Pizarro, el criado de confianza de Sánchez, sabía que éste no había de dormir en la casa aquella noche, y así sucedió en efecto; a eso de las doce, en la asistencia no se encontraban más personas que don Aristeo y doña Felipa.

—No se canse usted, don Aristeo, algo gordo está pasando aquí; hoy ha sido un día fecundo en acontecimientos; esta ida de Amalia no me gusta; me pareció además notar no sé qué aire de disimulo en la Chata, y cierta precipitación que me dio muy mala espina.

—Pues si usted quiere que le diga, doña Felipa, esto no es más que principio de los grandes trastornos que va a haber en la familia.

—¡Es posible!

—Ni más ni menos.

—Entonces usted sabe algo.

—¡Ya lo creo, y mucho! Y sobre todo algo que a usted le interesa extraordinariamente.

—¡A ver, a ver, don Aristeo! Cuénteme usted todo lo que sepa, pues yo, como siempre, soy mujer de secretos.

—Pues bien, doña Felipa, ya usted sabe el estado deplorable que guardan los negocios de mi compadre.

—Todos se lo hemos dicho, por consejos no ha quedado; pero ya sabe usted que el bueno de mi hermano tiene una cabeza que parece de piedra. ¿Y qué, el mal es muy inmediato?

—¡Vaya!, la cosa tiene que tronar en este mes, y de una manera que yo no sé lo que va a suceder; porque todo, todo se le complica al pobre de mi compadre; yo no he visto situación más comprometida que la suya; por una parte se le cumplen unas libranzas, y tendrá que perder probablemente las dos fincas; por otra parte Amalia parece que sabe ya lo de… lo de esa mujer de mis pecados.

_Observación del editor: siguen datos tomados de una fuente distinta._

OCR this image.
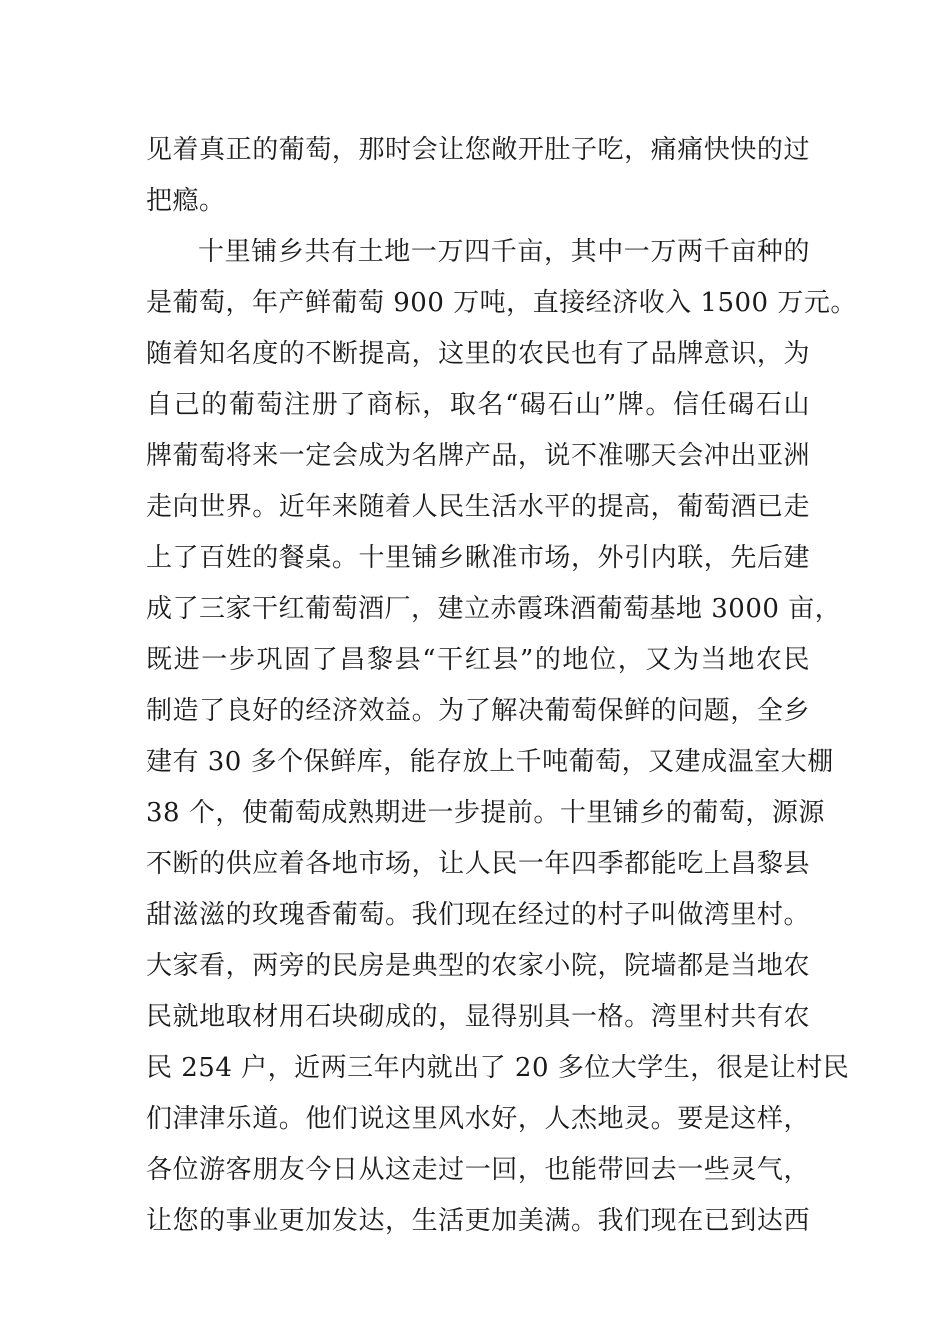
见着真正的葡萄，那时会让您敞开肚子吃，痛痛快快的过
把瘾。
十里铺乡共有土地一万四千亩，其中一万两千亩种的
是葡萄，年产鲜葡萄 900 万吨，直接经济收入 1500 万元。
随着知名度的不断提高，这里的农民也有了品牌意识，为
自己的葡萄注册了商标，取名“碣石山”牌。信任碣石山
牌葡萄将来一定会成为名牌产品，说不准哪天会冲出亚洲
走向世界。近年来随着人民生活水平的提高，葡萄酒已走
上了百姓的餐桌。十里铺乡瞅准市场，外引内联，先后建
成了三家干红葡萄酒厂，建立赤霞珠酒葡萄基地 3000 亩，
既进一步巩固了昌黎县“干红县”的地位，又为当地农民
制造了良好的经济效益。为了解决葡萄保鲜的问题，全乡
建有 30 多个保鲜库，能存放上千吨葡萄，又建成温室大棚
38 个，使葡萄成熟期进一步提前。十里铺乡的葡萄，源源
不断的供应着各地市场，让人民一年四季都能吃上昌黎县
甜滋滋的玫瑰香葡萄。我们现在经过的村子叫做湾里村。
大家看，两旁的民房是典型的农家小院，院墙都是当地农
民就地取材用石块砌成的，显得别具一格。湾里村共有农
民 254 户，近两三年内就出了 20 多位大学生，很是让村民
们津津乐道。他们说这里风水好，人杰地灵。要是这样，
各位游客朋友今日从这走过一回，也能带回去一些灵气，
让您的事业更加发达，生活更加美满。我们现在已到达西
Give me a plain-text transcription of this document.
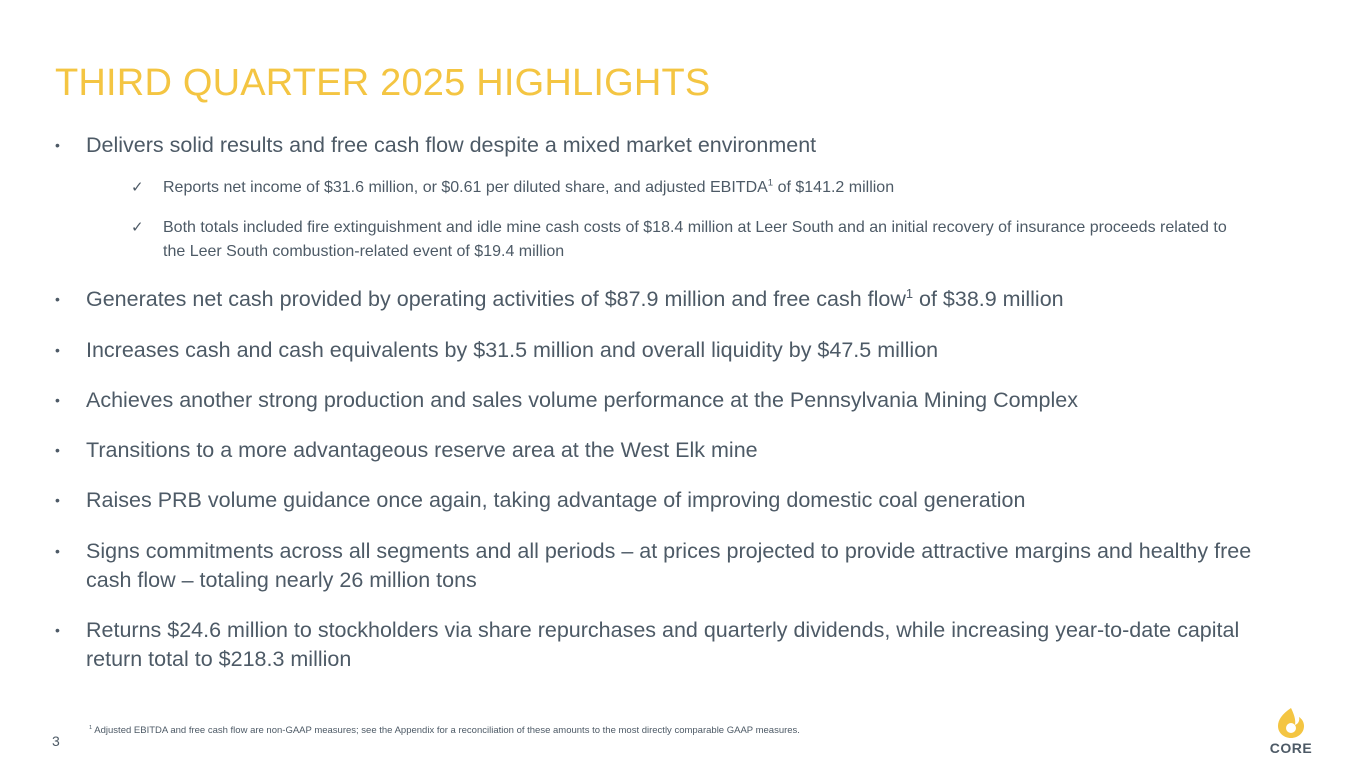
THIRD QUARTER 2025 HIGHLIGHTS
• Delivers solid results and free cash flow despite a mixed market environment
✓ Reports net income of $31.6 million, or $0.61 per diluted share, and adjusted EBITDA$^1$ of $141.2 million
✓ Both totals included fire extinguishment and idle mine cash costs of $18.4 million at Leer South and an initial recovery of insurance proceeds related to the Leer South combustion-related event of $19.4 million
• Generates net cash provided by operating activities of $87.9 million and free cash flow$^1$ of $38.9 million
• Increases cash and cash equivalents by $31.5 million and overall liquidity by $47.5 million
• Achieves another strong production and sales volume performance at the Pennsylvania Mining Complex
• Transitions to a more advantageous reserve area at the West Elk mine
• Raises PRB volume guidance once again, taking advantage of improving domestic coal generation
• Signs commitments across all segments and all periods – at prices projected to provide attractive margins and healthy free cash flow – totaling nearly 26 million tons
• Returns $24.6 million to stockholders via share repurchases and quarterly dividends, while increasing year-to-date capital return total to $218.3 million
$^1$ Adjusted EBITDA and free cash flow are non-GAAP measures; see the Appendix for a reconciliation of these amounts to the most directly comparable GAAP measures.
3	CORE
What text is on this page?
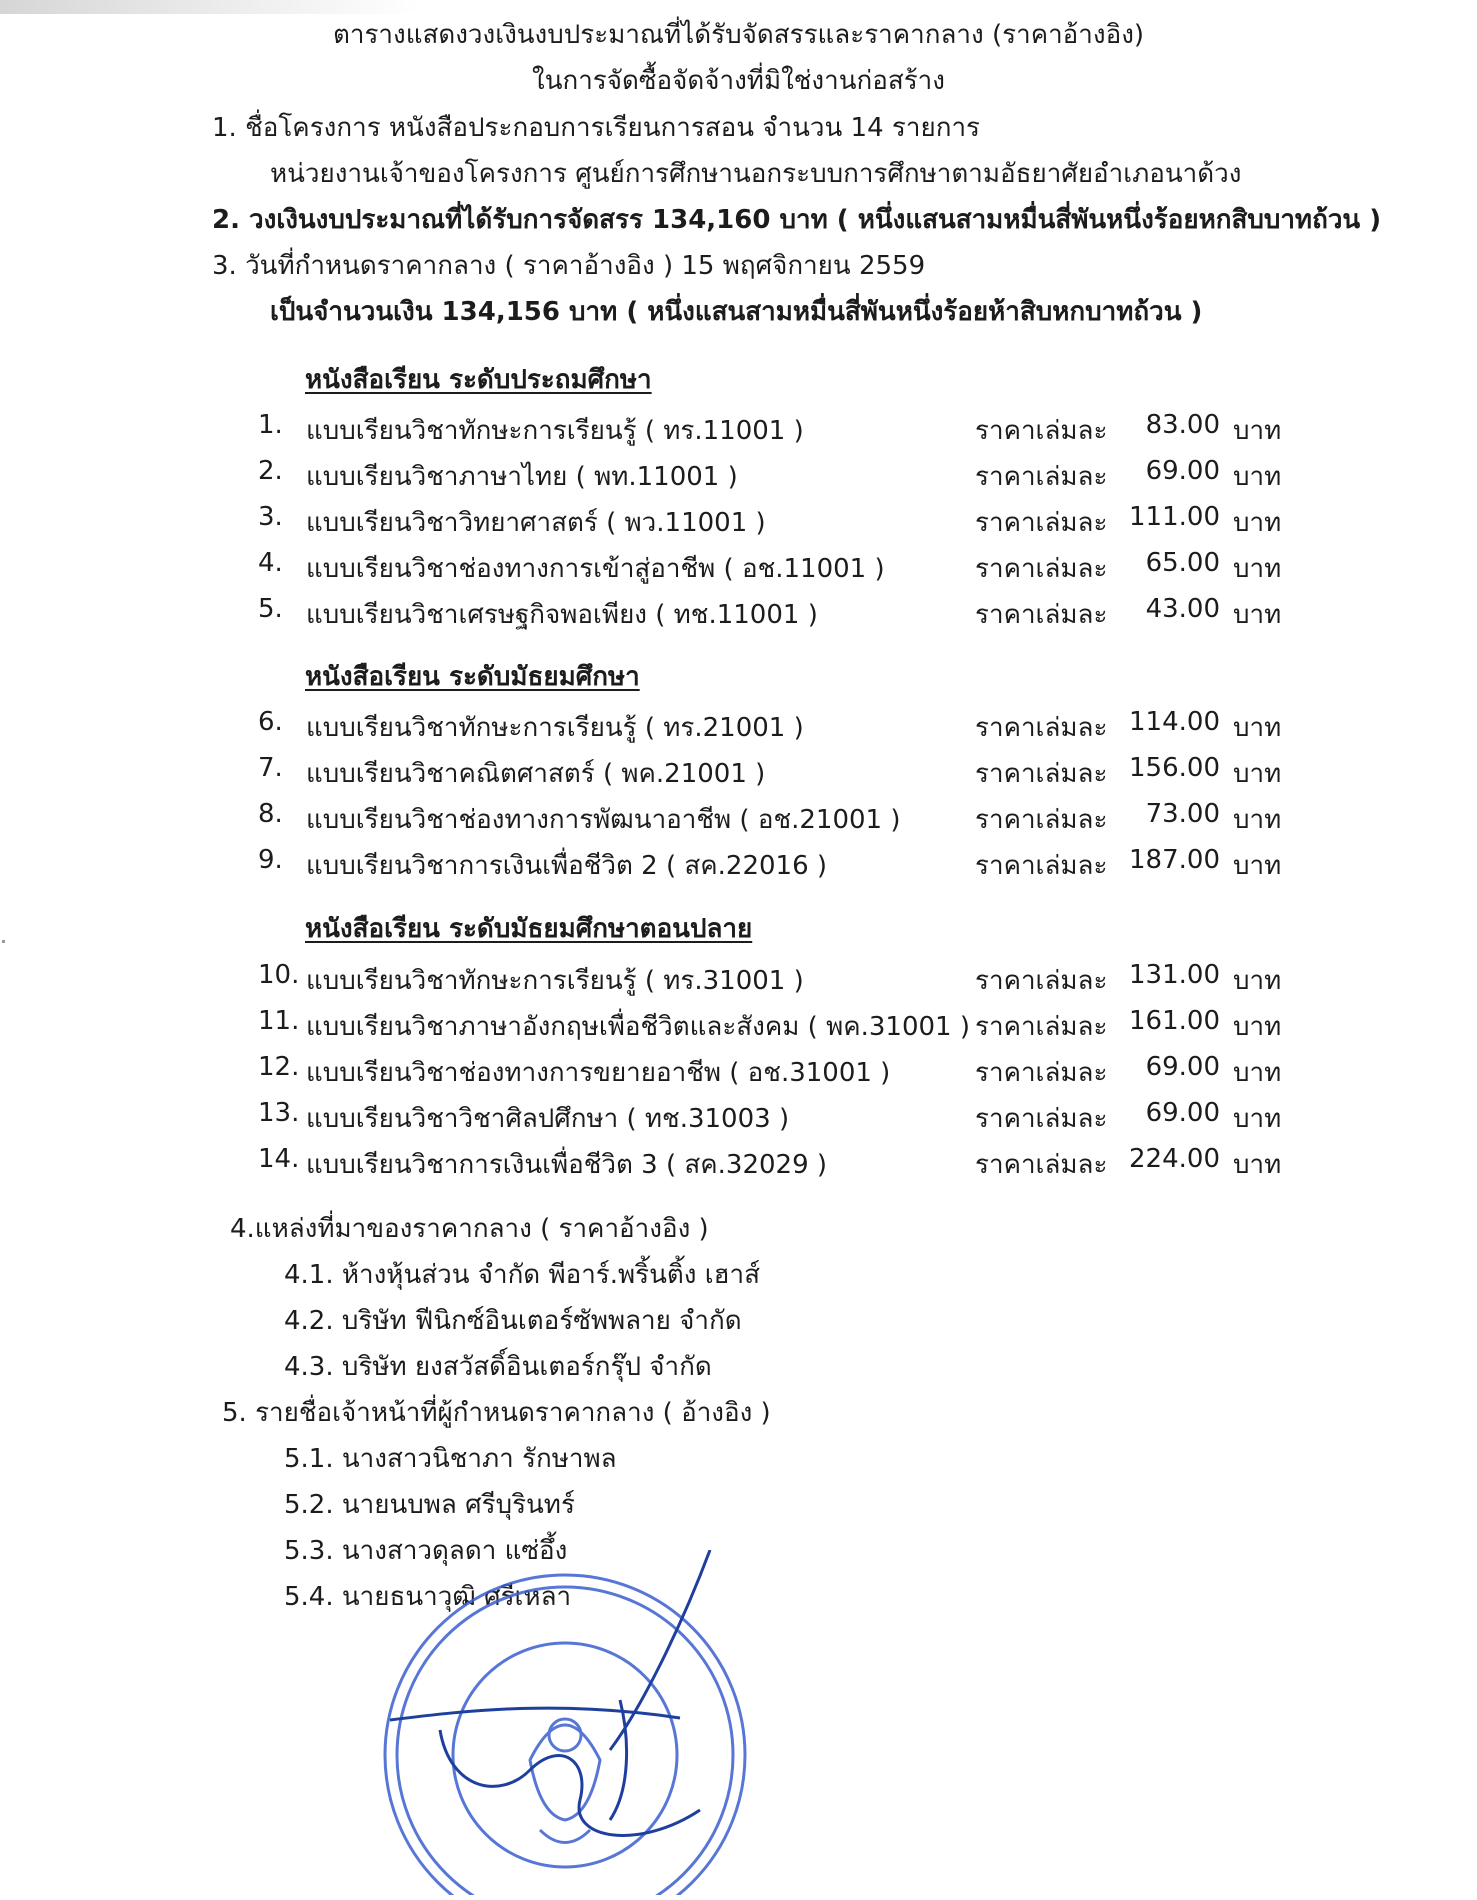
ตารางแสดงวงเงินงบประมาณที่ได้รับจัดสรรและราคากลาง (ราคาอ้างอิง)
ในการจัดซื้อจัดจ้างที่มิใช่งานก่อสร้าง
1. ชื่อโครงการ หนังสือประกอบการเรียนการสอน จำนวน 14 รายการ
หน่วยงานเจ้าของโครงการ ศูนย์การศึกษานอกระบบการศึกษาตามอัธยาศัยอำเภอนาด้วง
2. วงเงินงบประมาณที่ได้รับการจัดสรร 134,160 บาท ( หนึ่งแสนสามหมื่นสี่พันหนึ่งร้อยหกสิบบาทถ้วน )
3. วันที่กำหนดราคากลาง ( ราคาอ้างอิง ) 15 พฤศจิกายน 2559
เป็นจำนวนเงิน 134,156 บาท ( หนึ่งแสนสามหมื่นสี่พันหนึ่งร้อยห้าสิบหกบาทถ้วน )
หนังสือเรียน ระดับประถมศึกษา
1. แบบเรียนวิชาทักษะการเรียนรู้ ( ทร.11001 )	ราคาเล่มละ	83.00 บาท
2. แบบเรียนวิชาภาษาไทย ( พท.11001 )	ราคาเล่มละ	69.00 บาท
3. แบบเรียนวิชาวิทยาศาสตร์ ( พว.11001 )	ราคาเล่มละ 111.00 บาท
4. แบบเรียนวิชาช่องทางการเข้าสู่อาชีพ ( อช.11001 )	ราคาเล่มละ	65.00 บาท
5. แบบเรียนวิชาเศรษฐกิจพอเพียง ( ทช.11001 )	ราคาเล่มละ	43.00 บาท
หนังสือเรียน ระดับมัธยมศึกษา
6. แบบเรียนวิชาทักษะการเรียนรู้ ( ทร.21001 )	ราคาเล่มละ 114.00 บาท
7. แบบเรียนวิชาคณิตศาสตร์ ( พค.21001 )	ราคาเล่มละ 156.00 บาท
8. แบบเรียนวิชาช่องทางการพัฒนาอาชีพ ( อช.21001 )	ราคาเล่มละ	73.00 บาท
9. แบบเรียนวิชาการเงินเพื่อชีวิต 2 ( สค.22016 )	ราคาเล่มละ 187.00 บาท
หนังสือเรียน ระดับมัธยมศึกษาตอนปลาย
10. แบบเรียนวิชาทักษะการเรียนรู้ ( ทร.31001 )	ราคาเล่มละ 131.00 บาท
11. แบบเรียนวิชาภาษาอังกฤษเพื่อชีวิตและสังคม ( พค.31001 ) ราคาเล่มละ 161.00 บาท
12. แบบเรียนวิชาช่องทางการขยายอาชีพ ( อช.31001 )	ราคาเล่มละ	69.00 บาท
13. แบบเรียนวิชาวิชาศิลปศึกษา ( ทช.31003 )	ราคาเล่มละ	69.00 บาท
14. แบบเรียนวิชาการเงินเพื่อชีวิต 3 ( สค.32029 )	ราคาเล่มละ 224.00 บาท
4.แหล่งที่มาของราคากลาง ( ราคาอ้างอิง )
4.1. ห้างหุ้นส่วน จำกัด พีอาร์.พริ้นติ้ง เฮาส์
4.2. บริษัท ฟีนิกซ์อินเตอร์ซัพพลาย จำกัด
4.3. บริษัท ยงสวัสดิ์อินเตอร์กรุ๊ป จำกัด
5. รายชื่อเจ้าหน้าที่ผู้กำหนดราคากลาง ( อ้างอิง )
5.1. นางสาวนิชาภา รักษาพล
5.2. นายนบพล ศรีบุรินทร์
5.3. นางสาวดุลดา แซ่อึ้ง
5.4. นายธนาวุฒิ ศรีเหลา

—Sí; y en cambio mi hermano sabe también lo de Ricardo. ¿Qué será bueno hacer, señor don Aristeo?

—Yo, como buen amigo y pariente, he hecho ya cuanto ha sido humanamente posible; ¡es buena, que le he ofrecido mi finca de Oaxaca!

—¿Ha cedido usted por fin?

—¿Qué quiere usted, doña Felipa? Éste es un deber de amistad; ya sabe usted que por mí no hubiera cedido nunca; pero mi compadre está en una situación en la que sería un cargo de conciencia no auxiliarlo, y me parece que con eso y los 300 pesos de la…

—¡Eso, señor don Aristeo, eso…! ¡Los 300 pesos de mis ojos, que cada vez que los oigo mentar me parece que los gasto yo y vea usted de ahí ha provenido toda la ruina de mi hermano! ¡Ah! Si usted lograra quitarle de la cabeza ese capricho…

—Ya se lo he manifestado, le he probado hasta la evidencia que mientras no prescinda de ese gasto tan fuerte, no tiene más que esperar la miseria, y eso después de un golpe de los más formidables.

—El cielo se lo ha de dar a usted de gloria, don Aristeo, haga usted esa buena obra y verá usted…

—Sí, sí; ya estoy viendo cómo… eso sí, yo creo salirme con la mía. ¡Pues no faltaba más! ¡Ya verá usted, ya verá usted! ¡Si toda la lástima es que no sea yo joven!

—¿Por qué?

—¡Cómo por qué! Porque lo primero que hacía yo era enamorarle a la cocota.

—¿Pues no dicen que esa mujer no entiende de amor?

—Ya se ve que no entiende, pero en fin, agregando al personal algún dinero.

—Eso es lo peor, don Aristeo, que usted no sea rico; porque a serlo, se podía hacer el sacrificio de ofrecerle el doble a esa mujer venal, que al fin, como es americana, se dejaría seducir muy fácilmente con el brillo del oro.

—Pero… no hay que pensar en eso, doña Felipa, pues ya ve usted que ni mi edad, ni mis recursos, ni nada, podrían hacer el contrapeso que se busca.

—Tiene usted razón.

—Pero no obstante, yo no quito el dedo del renglón y verá usted cómo siempre algo se consigue.

Don Aristeo y doña Felipa estuvieron hasta muy tarde en la asistencia, dándoles a los asuntos de Sánchez más vueltas que a un asador.